The athlete now competes in regional para-athletic events, and is training for an event in Vietnam next year. The peak of his athletic career was when he won three medals at the 1999 Southeast Asia Games — two silver and one bronze in track and field events.

The success saw him attend the 2000 Paralympic Games in Sydney, Australia, representing Cambodia in standing volleyball, where the country reached the quarterfinals before being beaten by Germany.

The runner usually competes in the 100- and 400-meter sprints and standing volleyball, but stopped playing volleyball in 2010 because his prosthetic leg would bother him after every game.

“I am getting old and my body is not fit for volleyball anymore,” Phan said.

Phan lives in Kandal province’s Ksach Kandal district. In 1994, when he was 25 years old, he was on his way to fish but stepped on a landmine and lost his right leg. The former soldier was lucky to come across a local NGO who encouraged him to train for volleyball and short-distance sprints in 1997, and two years later he made his debut at the 1999 SEA Games in Thailand.

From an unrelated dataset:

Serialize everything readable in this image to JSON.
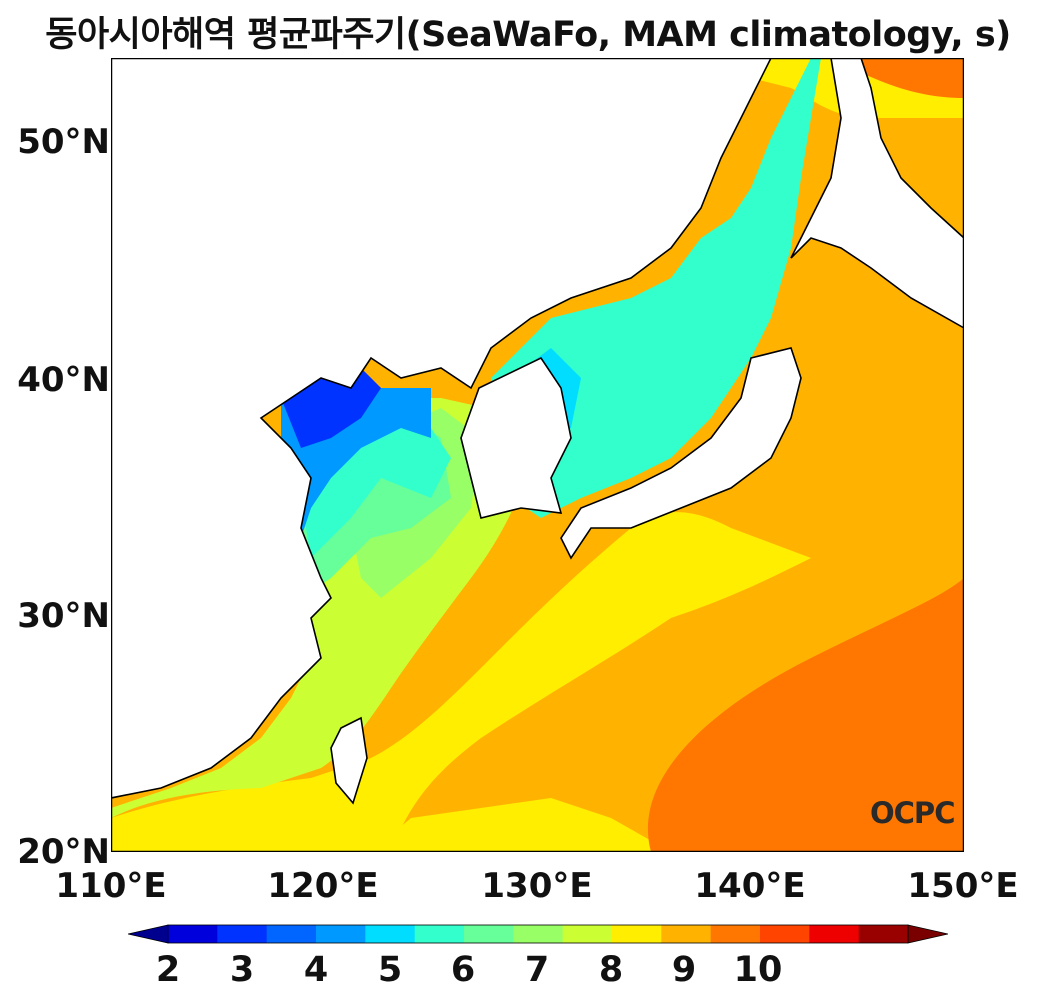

Chim Phan (Keat Soriththeavy/VOD)
Chim Phan (Keat Soriththeavy/VOD)

Early on, it was difficult to get funding for equipment, but the government, through the National Center for Disabled Persons, and an NGO helped him to get the $5,000 to buy a prosthetic leg meant for sports. Phan says entering the sporting arena changed his life by not only giving him a salary but also a competitive edge.

“When I am running and doing exercise it can help a lot. Secondly, when I play outside the country, I try hard to win a medal,” Phan said.

Ye Sopheaktra, who works at the paralympics department at the National Paralympic Committee of Cambodia, said that Phan and another athlete, San Mao, have been representing the country in track and field events even though they are both above the age of 50.

He said the country was working to try and train new athletes but there was low awareness about para-athletics and budgetary constraints made it hard to purchase prosthetics.

“We do have people to replace them and they need to have three to five years of training to become an international level competitor,” Sopheaktra said. “After the SEA Games in 2023, I hope we will have more people interested in this kind of sport.”

At the recent Paralympic Games in Tokyo, Japan, Sopheaktra said the country had only one athlete who qualified to represent the country. Vun Van led the Cambodian delegation in Tokyo and competed in the 100-meter wheelchair race, ranking 7th in the final tally.

San Mao is also in his 50s and works as a security guard at a borey housing project in Phnom Penh. He too lost a leg to a landmine, in Battambang. Like Phan, he is a runner and was encouraged by an athlete friend to enter the sport.

He is more optimistic about his participation in international events, and wants to compete as much as possible before having to retire. 

“I don’t have plans to stop running. If they give me a chance I will keep doing it, and if they want me to stop I will stop,” he said.

Both Mao and Phan said they hoped to at least compete till the 2023 SEA Games in Phnom Penh and represent the country. 

Phan said he was proud of his career as an athlete and is able to show his community that he can compete as well as someone without a disability. His family — a wife and three children — were supportive of his sporting career and that he had yet to face any discrimination for being a athlete with a disability.

“I don’t have any experiences of discrimination. People appreciate that I have a disability and that I can play such a sport.”

Correction: An earlier version of this article misstated the year Phan stopped playing volleyball.